Figure 4. Functional nucleation bulges in let-7, miR-708, and GO analysis

(a) Transitional nucleation model of let-7 (top) and luciferase reporter assay (bottom) for the A-bulge site in Kif5b (Supplementary Fig.6). Luciferase assays were performed as described in Fig. 2d except reporter activities were compared between let-7 inhibitor transfected (let-7-in) and control transfected HeLa cells (Control), to inhibit high endogenous levels of HeLa let-7. Asterisks denote instances of P < 0.01 (t-test). Bracket without asterisk indicates P < 0.05 (t-test). (b) A transition nucleation state model of miR-708 (top) and free energies of transitional nucleation (ΔG, botom). The frequencies of seed and different bulge sites identified in de novo clusters from miR-708 transfected HeLa are also indicated in lower panel as percentage; composition of seed and bulge motifs in the Ago footprint region (64nt): seed (red, 864 clusters), C-bulge (brown, 143 clusters), U-bulge (orange, 185 clusters), A-bulge (cyan, 153 clusters) and G-bulge (purple, 28 clusters). Cumulative distribution of transcripts with canonical seeds or each type of bulge (colored as indicated) in conserved de novo Ago miR-708 clusters are shown with all transcripts (black) in lower panel. (c) Heat maps derived from gene ontology (GO) analysis of target transcripts for each of the top 20 miRNAs based on Watson-Crick pivot pairing versus seed rules (seed sites; Seed, nucleation bulge; Nuc and non-nucleation bulge; Non-nuc) show false discovery rate (FDR). The tree indicates the hierarchical clustering of GO sub-categories for brain function.

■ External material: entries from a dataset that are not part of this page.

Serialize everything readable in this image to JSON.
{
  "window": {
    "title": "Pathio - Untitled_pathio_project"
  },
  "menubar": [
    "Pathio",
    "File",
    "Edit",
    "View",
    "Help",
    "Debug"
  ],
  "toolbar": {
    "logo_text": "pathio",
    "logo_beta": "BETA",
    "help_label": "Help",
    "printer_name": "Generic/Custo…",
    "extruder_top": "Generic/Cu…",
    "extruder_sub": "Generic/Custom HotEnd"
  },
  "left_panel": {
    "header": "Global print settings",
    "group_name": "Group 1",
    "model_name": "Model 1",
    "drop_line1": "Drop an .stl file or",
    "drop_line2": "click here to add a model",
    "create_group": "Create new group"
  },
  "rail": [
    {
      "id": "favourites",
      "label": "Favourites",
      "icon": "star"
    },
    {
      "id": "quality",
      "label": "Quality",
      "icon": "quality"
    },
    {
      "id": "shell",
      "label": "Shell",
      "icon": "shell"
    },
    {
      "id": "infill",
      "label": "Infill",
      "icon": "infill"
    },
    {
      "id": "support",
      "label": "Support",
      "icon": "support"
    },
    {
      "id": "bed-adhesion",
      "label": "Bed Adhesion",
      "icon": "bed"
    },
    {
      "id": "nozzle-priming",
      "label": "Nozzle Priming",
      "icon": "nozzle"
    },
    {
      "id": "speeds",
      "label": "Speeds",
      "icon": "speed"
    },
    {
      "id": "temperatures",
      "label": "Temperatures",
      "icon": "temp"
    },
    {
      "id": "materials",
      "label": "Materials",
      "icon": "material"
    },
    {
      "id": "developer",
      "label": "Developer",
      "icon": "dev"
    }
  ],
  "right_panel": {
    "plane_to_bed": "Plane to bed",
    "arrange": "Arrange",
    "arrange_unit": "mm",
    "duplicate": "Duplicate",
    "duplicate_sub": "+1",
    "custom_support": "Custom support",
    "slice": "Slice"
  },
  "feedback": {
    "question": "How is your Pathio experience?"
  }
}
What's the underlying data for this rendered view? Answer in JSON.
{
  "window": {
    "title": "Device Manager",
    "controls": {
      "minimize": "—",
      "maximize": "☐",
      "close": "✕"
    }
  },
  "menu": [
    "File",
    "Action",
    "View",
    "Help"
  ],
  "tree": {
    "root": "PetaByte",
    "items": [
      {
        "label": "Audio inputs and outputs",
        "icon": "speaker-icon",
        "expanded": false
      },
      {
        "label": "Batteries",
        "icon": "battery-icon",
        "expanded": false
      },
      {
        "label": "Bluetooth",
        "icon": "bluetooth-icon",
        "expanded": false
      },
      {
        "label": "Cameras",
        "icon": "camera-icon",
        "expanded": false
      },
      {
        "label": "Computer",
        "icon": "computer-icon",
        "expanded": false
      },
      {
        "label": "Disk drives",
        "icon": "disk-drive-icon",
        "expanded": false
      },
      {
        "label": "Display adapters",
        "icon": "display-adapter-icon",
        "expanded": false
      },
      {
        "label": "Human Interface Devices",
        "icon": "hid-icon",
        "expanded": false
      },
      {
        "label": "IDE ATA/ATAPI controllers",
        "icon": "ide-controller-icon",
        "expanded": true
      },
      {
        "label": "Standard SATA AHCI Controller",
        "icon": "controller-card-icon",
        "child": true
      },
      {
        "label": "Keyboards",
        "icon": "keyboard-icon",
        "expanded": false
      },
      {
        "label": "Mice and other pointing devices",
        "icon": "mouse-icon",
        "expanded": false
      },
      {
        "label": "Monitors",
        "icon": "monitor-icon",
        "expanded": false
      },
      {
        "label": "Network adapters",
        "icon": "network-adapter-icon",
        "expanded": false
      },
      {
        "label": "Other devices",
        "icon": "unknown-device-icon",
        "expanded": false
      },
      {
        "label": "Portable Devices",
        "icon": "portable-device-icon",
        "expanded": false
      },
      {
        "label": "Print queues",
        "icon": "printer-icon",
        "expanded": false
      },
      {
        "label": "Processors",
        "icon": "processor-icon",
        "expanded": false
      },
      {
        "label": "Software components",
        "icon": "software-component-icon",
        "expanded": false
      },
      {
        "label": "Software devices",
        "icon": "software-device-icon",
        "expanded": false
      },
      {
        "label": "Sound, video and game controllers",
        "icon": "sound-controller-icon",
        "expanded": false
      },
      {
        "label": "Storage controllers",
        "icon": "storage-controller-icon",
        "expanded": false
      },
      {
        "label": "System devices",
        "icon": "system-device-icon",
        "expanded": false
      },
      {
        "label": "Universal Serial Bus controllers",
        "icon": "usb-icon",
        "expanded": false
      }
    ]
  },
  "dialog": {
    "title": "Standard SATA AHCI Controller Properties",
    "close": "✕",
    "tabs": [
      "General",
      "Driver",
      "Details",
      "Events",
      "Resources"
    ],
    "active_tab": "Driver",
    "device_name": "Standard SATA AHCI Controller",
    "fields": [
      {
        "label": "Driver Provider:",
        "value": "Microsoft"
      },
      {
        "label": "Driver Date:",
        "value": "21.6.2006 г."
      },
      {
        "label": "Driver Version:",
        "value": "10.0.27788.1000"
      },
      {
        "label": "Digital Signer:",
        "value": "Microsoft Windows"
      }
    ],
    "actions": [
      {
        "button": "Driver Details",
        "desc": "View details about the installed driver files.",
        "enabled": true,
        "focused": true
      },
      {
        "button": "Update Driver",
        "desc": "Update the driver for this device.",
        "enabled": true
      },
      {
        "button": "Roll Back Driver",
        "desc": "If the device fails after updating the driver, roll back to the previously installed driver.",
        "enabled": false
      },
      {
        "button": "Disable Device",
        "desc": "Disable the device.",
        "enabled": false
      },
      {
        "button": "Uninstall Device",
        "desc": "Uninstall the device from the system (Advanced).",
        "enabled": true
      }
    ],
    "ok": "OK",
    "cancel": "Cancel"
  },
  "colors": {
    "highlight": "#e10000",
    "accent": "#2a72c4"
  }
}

Figure 5. Pivot pairing and transitional nucleation models

Nucleation bulges enabling pivot pairing (upper panel) induce transitional nucleation (5 consecutive pairing in position 2-6) and initiate miRNA-mRNA duplex by stabilizing thermodynamics (e.g., −11.6 kcal mol⁻¹; miR-124). This transition state is followed by formation of a bulge (position 5-6) and propagation of base pairing distally, leading ultimately to post-transcriptional repression by Ago-miRNA. Non-nucleation bulges without pivot pairing only make 4 consecutive matches, probably not stable enough for nucleation to initiate miRNA-mRNA duplex (e.g., −7.2 kcal mol⁻¹; miR-124, lower panel).